As the beginning of another Six Nations Championship looms, Irish rugby is in danger of a prolonged period of stagnation unless younger players such as Ulster's Luke Marshall and Craig Gilroy are given their chance on the international stage.
That is the opinion of noted commentator George Hook.
Hook, the voice of rugby on RTE and a former head coach of Connacht, London Irish and the United States national team, has warned the IRFU that an overly cautious approach to player selection could greatly impinge on the future of the game in Ireland.
Speaking during a visit to Belfast on behalf of the IRFU Charitable Fund, Hook said: “Sometimes you have to be prepared to only win eventually.
“At the minute we're trying to carry on winning when we should be prepared to lose now in order to win in the future.
“We need to accept that we must call time on a few players in the squad, otherwise at what point does a young player get given an opportunity for Ireland?
“I remember a team going to Twickenham in 1962 with nine new caps and getting hammered by maybe 50 points to three.
“But among those new caps turned out to be Willie John McBride and Ray McLoughlin and that's what you have to do sometimes in international rugby.”
Declan Kidney's 39-man extended squad for the Six Nations was announced last week and, despite the presence of a number of young and uncapped players, veterans such as Brian O'Driscoll, Gordon D'Arcy, Donnacha Ryan, Rory Best and perhaps even Donnacha O'Callaghan will all still be heavily relied upon to make significant contributions to the Irish cause.
The side were deprived of the services of a host of experienced players for November's Autumn International series that saw a dispiriting defeat to South Africa but victories followed against Argentina at the Aviva and Fiji in an uncapped international at Thomond Park.
In those pair of triumphs the inexperienced players made quite an impact, with Ulster's Craig Gilroy grabbing all the headlines following a hat-trick against Fiji and a try against the Pumas on his full international debut.
However, with the exception of the stricken Tommy Bowe, Stephen Ferris and Paul O'Connell, Ireland's front-line players are set to return to the fold when the starting XV is named for Saturday’s clash against Wales at the Millennium Stadium.
That will likely mean little playing time for the emerging starlets who impressed back in November, a step that Hook feels will be a backwards one.
“Look at how Gilroy opened up Argentina and where was he before that?,” he said.
“Once again, it will be Gordon D'Arcy at centre when it should be Luke Marshall, who I think is a gorgeous player. We need to give these young kids a chance.
Marshall is absent from the initial squad due to the finger injury that kept him out of Ulster's two previous squads but is thought to be nearing fitness and would be available for a call-up as the competition progresses.

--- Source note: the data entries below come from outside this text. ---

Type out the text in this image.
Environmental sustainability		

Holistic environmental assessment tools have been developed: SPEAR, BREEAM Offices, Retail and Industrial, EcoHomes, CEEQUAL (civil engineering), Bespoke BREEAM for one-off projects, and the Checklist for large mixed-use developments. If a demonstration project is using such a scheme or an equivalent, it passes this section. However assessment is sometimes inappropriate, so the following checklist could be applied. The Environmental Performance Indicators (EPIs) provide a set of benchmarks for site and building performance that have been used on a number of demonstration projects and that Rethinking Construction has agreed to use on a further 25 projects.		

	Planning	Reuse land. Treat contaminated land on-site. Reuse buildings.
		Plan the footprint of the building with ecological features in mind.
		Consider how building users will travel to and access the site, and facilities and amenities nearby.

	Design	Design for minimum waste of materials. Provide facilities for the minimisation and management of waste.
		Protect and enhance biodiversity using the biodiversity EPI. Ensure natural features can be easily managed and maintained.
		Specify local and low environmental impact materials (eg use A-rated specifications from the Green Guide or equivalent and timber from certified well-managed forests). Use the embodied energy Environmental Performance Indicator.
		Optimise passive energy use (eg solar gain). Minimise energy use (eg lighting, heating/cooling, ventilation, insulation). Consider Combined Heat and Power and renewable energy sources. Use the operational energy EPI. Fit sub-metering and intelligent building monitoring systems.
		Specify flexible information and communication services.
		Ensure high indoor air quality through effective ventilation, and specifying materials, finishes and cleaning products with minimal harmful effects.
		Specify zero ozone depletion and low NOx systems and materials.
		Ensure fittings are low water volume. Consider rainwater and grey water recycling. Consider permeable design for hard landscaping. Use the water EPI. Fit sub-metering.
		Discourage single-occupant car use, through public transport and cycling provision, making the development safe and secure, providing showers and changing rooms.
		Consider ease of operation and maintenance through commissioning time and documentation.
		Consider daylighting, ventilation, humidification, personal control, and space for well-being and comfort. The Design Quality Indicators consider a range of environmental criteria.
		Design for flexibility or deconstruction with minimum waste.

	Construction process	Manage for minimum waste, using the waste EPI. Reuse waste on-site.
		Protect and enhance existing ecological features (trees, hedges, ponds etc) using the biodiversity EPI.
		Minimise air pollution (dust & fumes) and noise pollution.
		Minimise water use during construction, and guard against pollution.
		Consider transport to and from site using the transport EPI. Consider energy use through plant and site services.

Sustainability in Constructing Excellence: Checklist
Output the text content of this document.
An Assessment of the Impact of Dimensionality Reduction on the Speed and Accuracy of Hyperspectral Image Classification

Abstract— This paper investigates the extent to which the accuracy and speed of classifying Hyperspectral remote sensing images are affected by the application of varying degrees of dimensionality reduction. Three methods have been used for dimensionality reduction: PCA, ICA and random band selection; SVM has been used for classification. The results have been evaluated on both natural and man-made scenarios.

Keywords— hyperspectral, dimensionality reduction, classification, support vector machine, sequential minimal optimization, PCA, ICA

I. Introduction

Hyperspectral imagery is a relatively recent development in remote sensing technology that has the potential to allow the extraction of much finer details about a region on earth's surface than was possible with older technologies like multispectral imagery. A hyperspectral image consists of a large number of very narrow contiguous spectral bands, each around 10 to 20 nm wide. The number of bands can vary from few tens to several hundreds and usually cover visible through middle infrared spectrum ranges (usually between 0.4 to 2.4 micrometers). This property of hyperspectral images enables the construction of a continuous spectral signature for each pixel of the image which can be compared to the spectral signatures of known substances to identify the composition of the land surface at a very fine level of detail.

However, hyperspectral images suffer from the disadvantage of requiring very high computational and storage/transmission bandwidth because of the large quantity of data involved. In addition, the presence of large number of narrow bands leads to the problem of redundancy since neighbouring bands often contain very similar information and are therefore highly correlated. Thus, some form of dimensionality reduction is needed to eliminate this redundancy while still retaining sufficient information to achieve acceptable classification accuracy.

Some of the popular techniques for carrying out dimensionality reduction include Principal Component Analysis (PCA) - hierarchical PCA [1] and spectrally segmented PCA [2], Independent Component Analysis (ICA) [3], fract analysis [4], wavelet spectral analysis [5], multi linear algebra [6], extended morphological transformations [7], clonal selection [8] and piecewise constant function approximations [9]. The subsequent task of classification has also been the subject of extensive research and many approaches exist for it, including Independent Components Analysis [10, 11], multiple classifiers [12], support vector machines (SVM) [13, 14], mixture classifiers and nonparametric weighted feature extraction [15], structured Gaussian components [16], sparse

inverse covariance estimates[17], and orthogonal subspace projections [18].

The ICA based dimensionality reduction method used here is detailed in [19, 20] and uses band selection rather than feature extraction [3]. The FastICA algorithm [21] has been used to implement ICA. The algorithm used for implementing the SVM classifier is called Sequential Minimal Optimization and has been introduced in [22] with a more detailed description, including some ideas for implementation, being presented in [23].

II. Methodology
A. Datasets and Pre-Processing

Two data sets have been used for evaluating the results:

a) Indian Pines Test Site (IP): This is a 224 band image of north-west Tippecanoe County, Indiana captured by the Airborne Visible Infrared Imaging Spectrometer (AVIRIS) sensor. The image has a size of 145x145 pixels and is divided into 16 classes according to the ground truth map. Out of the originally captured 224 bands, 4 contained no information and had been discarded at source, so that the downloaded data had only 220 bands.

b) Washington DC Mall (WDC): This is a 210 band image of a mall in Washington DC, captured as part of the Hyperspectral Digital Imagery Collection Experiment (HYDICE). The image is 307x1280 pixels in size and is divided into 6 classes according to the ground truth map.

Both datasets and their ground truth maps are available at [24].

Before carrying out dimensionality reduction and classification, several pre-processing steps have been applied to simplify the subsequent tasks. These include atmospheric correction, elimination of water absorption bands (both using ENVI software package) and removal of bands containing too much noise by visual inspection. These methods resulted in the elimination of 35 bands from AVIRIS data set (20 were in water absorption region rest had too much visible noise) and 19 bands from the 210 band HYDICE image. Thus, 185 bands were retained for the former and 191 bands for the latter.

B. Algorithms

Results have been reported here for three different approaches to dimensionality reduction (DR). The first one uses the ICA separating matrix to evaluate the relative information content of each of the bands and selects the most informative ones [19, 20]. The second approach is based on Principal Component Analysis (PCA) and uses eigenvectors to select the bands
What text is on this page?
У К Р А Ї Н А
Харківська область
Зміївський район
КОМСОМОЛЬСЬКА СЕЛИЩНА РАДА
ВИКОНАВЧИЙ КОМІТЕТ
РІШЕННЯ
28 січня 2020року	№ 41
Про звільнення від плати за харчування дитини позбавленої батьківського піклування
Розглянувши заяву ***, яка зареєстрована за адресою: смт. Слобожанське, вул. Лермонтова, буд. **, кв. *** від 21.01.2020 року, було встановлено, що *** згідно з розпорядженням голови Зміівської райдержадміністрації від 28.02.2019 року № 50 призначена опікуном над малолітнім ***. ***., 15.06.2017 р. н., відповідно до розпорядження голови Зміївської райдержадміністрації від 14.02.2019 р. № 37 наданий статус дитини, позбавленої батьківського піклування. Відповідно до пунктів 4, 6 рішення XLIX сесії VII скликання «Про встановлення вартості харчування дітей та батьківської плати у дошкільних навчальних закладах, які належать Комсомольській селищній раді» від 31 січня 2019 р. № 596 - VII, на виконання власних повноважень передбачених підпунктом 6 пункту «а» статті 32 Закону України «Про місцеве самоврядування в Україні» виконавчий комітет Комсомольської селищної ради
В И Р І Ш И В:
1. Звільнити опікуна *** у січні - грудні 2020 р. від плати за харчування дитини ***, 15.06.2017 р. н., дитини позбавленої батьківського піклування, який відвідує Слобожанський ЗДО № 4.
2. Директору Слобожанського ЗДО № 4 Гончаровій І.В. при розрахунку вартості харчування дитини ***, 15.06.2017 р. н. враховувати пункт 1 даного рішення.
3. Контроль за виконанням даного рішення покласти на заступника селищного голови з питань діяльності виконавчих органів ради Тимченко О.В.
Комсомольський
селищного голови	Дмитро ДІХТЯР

Following the comprehensive victory over Argentina in November, a win that crucially maintained Ireland's standing as one of the world's top eight sides for the 2015 World Cup draw, Declan Kidney's men have been installed as third favourites for the Six Nations but Hook feels too much confidence has been gleaned from the triumph over the tiring South Americans.
“Argentina were at the tail end of the season and that win has been used to monumentally paper over cracks,” he claimed.
“This is one of the best scrummaging teams in world rugby and yet they just handed it to us.
“There's still huge problems in the pack and very little has been done to fix the problems we saw at Twickenham last year.
“How can we have a set of hookers who can't throw the ball into the line-out?”
Despite the return from injury of Sean O'Brien, the European Player ofthe Year in 2011, and Chris Henry's stellar form for Ulster, Hook adds: “This is the nation that produced Nigel Carr and Keith Gleeson yet we continue to play without an openside flanker.
“We can't expect to win without a number seven.”
With such perceived failings in mind, Hook opines that Ireland may struggle throughout the championship, an eventuality that could spell the end of Kidney's five-year tenure as Ireland head coach.
The former IRB Coach of the Year recipient is one of Ireland's most successful leaders, having won the Heineken Cup twice with Munster before guiding Ireland to long-awaited Grand Slam glory in the 2009 Six Nations.
However, his contract runs only until the end of this season and Hook feels the players may respond positively to the replacing of their decorated coach.
“Barring a dramatic championship that I really don't see happening, I can't imagine Declan going beyond the Six Nations,” he said.
“There are clear indications that the players are tired of his methods which is just something that happens.
“You can see from the Heineken Cup how strong France and England will be if their players turn up and, even though Scotland couldn't beat the skin off a custard and I don't know what's wrong with Wales, I think the Italy game will be very difficult as well.
“The decision to bring them into the Pro12 was inspired and they are getting better year on year so it certainly won't be a guaranteed win like people think.”
Ireland begin their Six Nations with a visit to Wales on Saturday and will also make trips to Rome and Edinburgh while playing host to England and France.
With speculation mounting that retirements are possible after the Lions tour to Australia this summer, most notably that of O'Driscoll, many have said that this could be the last roll of the dice for Ireland's so-called ‘Golden Generation'.
If Hook is to be believed, we may have to watch them bow out not with a bang but an ill-fitting whimper.